Le Conseil d’État a en outre précisé qu’au regard des règles de la commande publique, doivent être regardées comme communicables, sous réserve des secrets protégés par la loi, l’ensemble des pièces d’un marché public et que, dans cette mesure, l’acte d’engagement, le prix global de l’offre et les prestations proposées par l’entreprise attributaire, notamment, sont en principe communicables. En revanche, les éléments qui reflètent la stratégie commerciale d’une entreprise opérant dans un secteur d’activité et dont la divulgation est susceptible de porter atteinte au secret des affaires ne sont, en principe, pas communicables. Il en va ainsi du bordereau des prix unitaires.
L'examen de l’offre d’une entreprise attributaire au regard du respect du secret des affaires conduit ainsi la commission à considérer que l’offre de prix détaillée contenue dans le bordereau des prix unitaires, la décomposition du prix global et forfaitaire ou le détail quantitatif estimatif, ne sont pas communicables aux tiers.
En outre, pour l’entreprise attributaire comme pour l’entreprise non retenue, les dispositions de l’article L311-6 du code des relations entre le public et l’administration doivent entraîner l’occultation des éléments suivants :
- les mentions relatives aux moyens techniques et humains, à la certification de système qualité, aux certifications tierces parties ainsi qu'aux certificats de qualification concernant la prestation demandée, ainsi que toute mention concernant le chiffre d'affaires, les coordonnées bancaires et les références autres que celles qui correspondent à des marchés publics ;
- dans les documents préparatoires à la passation du marché (procès-verbaux, rapports d'analyse des offres) les mentions relatives aux détails techniques et financiers des offres de toutes les entreprises.
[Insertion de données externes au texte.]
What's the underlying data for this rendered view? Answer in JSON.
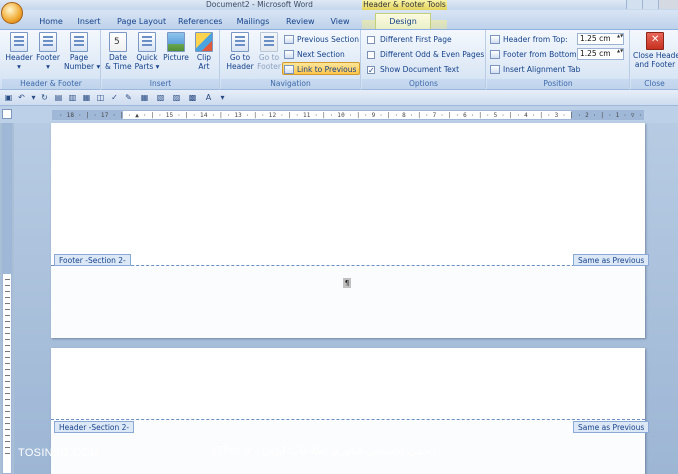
{
  "window": {
    "title": "Document2 - Microsoft Word",
    "contextual_title": "Header & Footer Tools"
  },
  "tabs": [
    {
      "label": "Home"
    },
    {
      "label": "Insert"
    },
    {
      "label": "Page Layout"
    },
    {
      "label": "References"
    },
    {
      "label": "Mailings"
    },
    {
      "label": "Review"
    },
    {
      "label": "View"
    },
    {
      "label": "Design"
    }
  ],
  "ribbon": {
    "groups": {
      "header_footer": {
        "label": "Header & Footer",
        "header": "Header",
        "footer": "Footer",
        "page_number_line1": "Page",
        "page_number_line2": "Number"
      },
      "insert": {
        "label": "Insert",
        "date_line1": "Date",
        "date_line2": "& Time",
        "quick_line1": "Quick",
        "quick_line2": "Parts",
        "picture": "Picture",
        "clip_line1": "Clip",
        "clip_line2": "Art"
      },
      "navigation": {
        "label": "Navigation",
        "goto_header_line1": "Go to",
        "goto_header_line2": "Header",
        "goto_footer_line1": "Go to",
        "goto_footer_line2": "Footer",
        "previous_section": "Previous Section",
        "next_section": "Next Section",
        "link_to_previous": "Link to Previous"
      },
      "options": {
        "label": "Options",
        "different_first_page": "Different First Page",
        "different_odd_even": "Different Odd & Even Pages",
        "show_document_text": "Show Document Text"
      },
      "position": {
        "label": "Position",
        "header_from_top": "Header from Top:",
        "header_from_top_value": "1.25 cm",
        "footer_from_bottom": "Footer from Bottom:",
        "footer_from_bottom_value": "1.25 cm",
        "insert_alignment_tab": "Insert Alignment Tab"
      },
      "close": {
        "label": "Close",
        "close_line1": "Close Header",
        "close_line2": "and Footer"
      }
    }
  },
  "ruler": {
    "ticks": "· 18 · | · 17 · | · ▲ · | · 15 · | · 14 · | · 13 · | · 12 · | · 11 · | · 10 · | · 9 · | · 8 · | · 7 · | · 6 · | · 5 · | · 4 · | · 3 · | · 2 · | · 1 · ▽ · | · 1 · | · 2 ·"
  },
  "document": {
    "footer_section_tag": "Footer -Section 2-",
    "footer_same_as_previous": "Same as Previous",
    "header_section_tag": "Header -Section 2-",
    "header_same_as_previous": "Same as Previous",
    "paragraph_mark": "¶"
  },
  "watermark": {
    "left": "TOSINSO.COM",
    "center": "ITPro.ir - انجمن تخصصی فناوری اطلاعات ایران"
  },
  "colors": {
    "ribbon_text": "#15428b",
    "contextual_tab": "#f3e885",
    "active_button": "#ffc64c"
  }
}
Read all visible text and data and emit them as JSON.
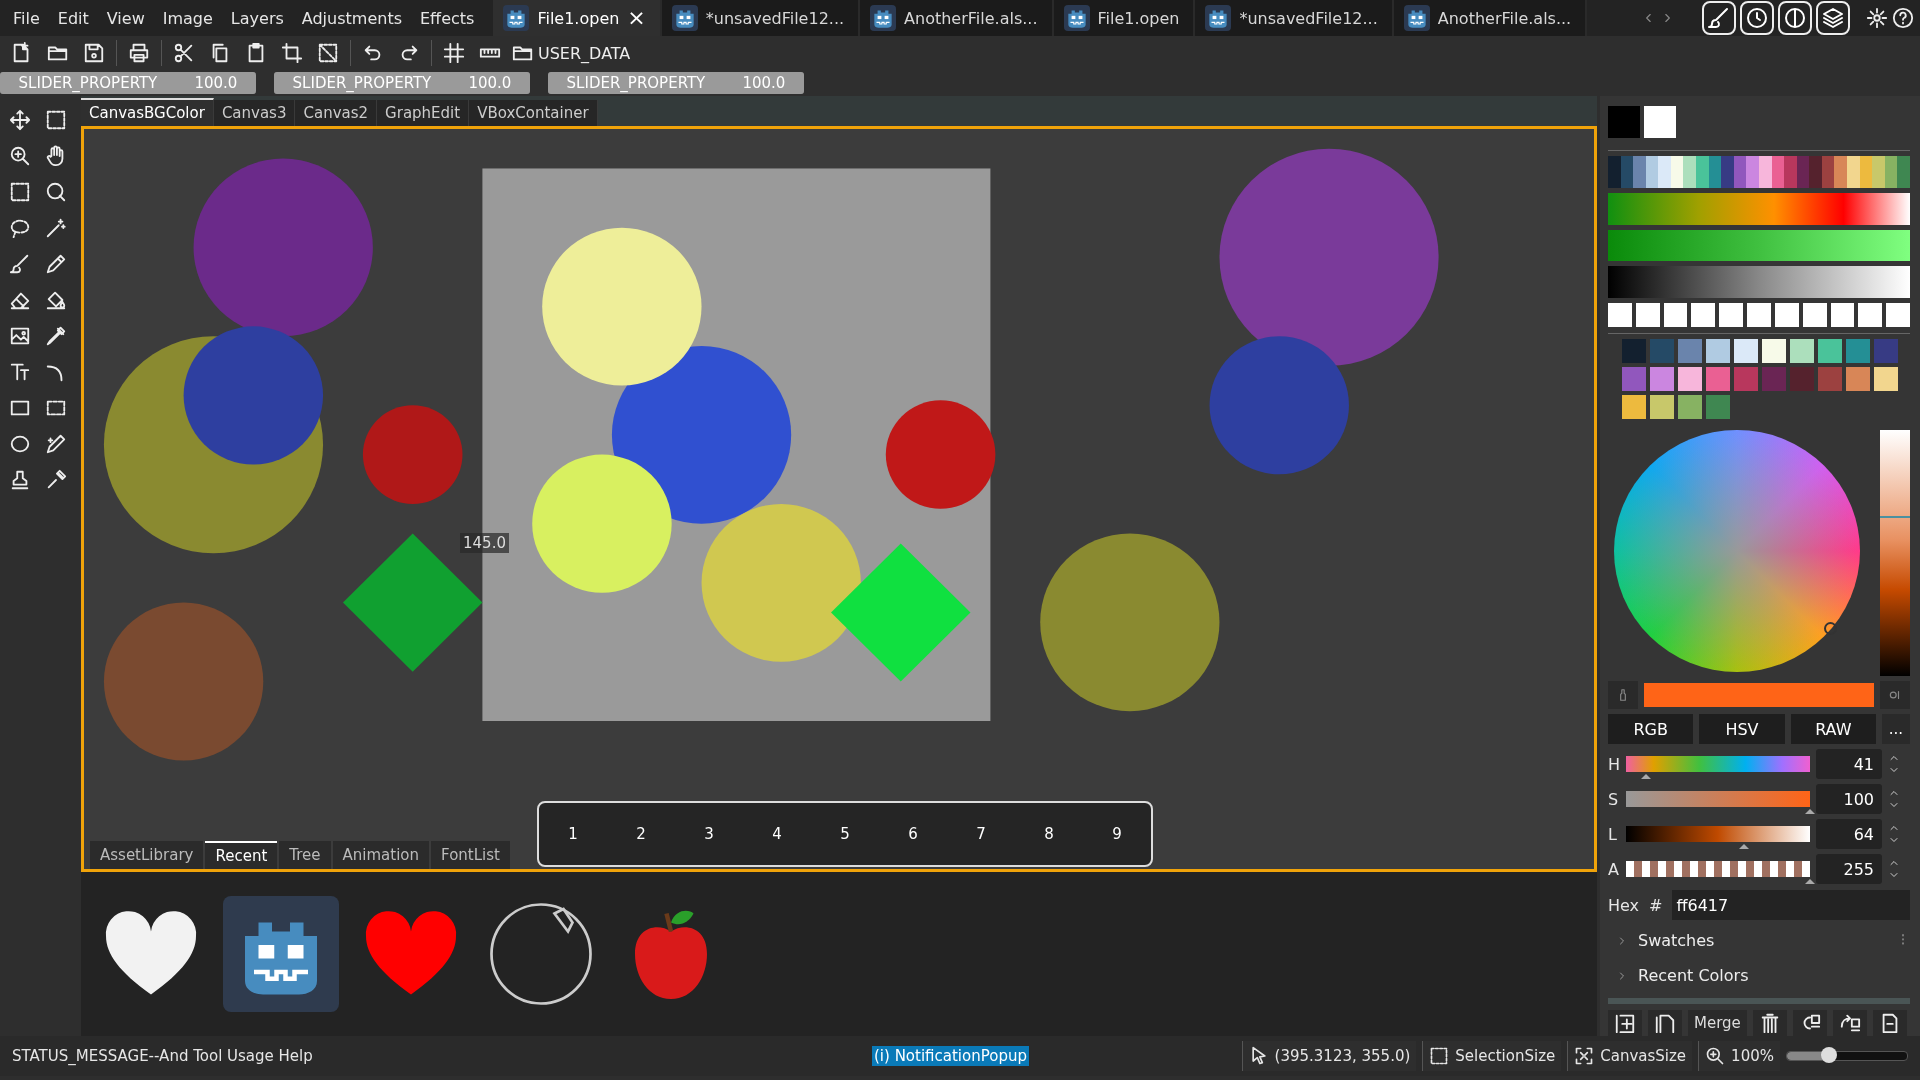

La commission précise enfin que les notes et classements des entreprises non retenues ne sont communicables qu'à celles-ci, chacune en ce qui la concerne, en application de l’article L311-6 du code des relations entre le public et l’administration. En revanche, les notes, classements et éventuelles appréciations de l'entreprise lauréate du marché sont librement communicables.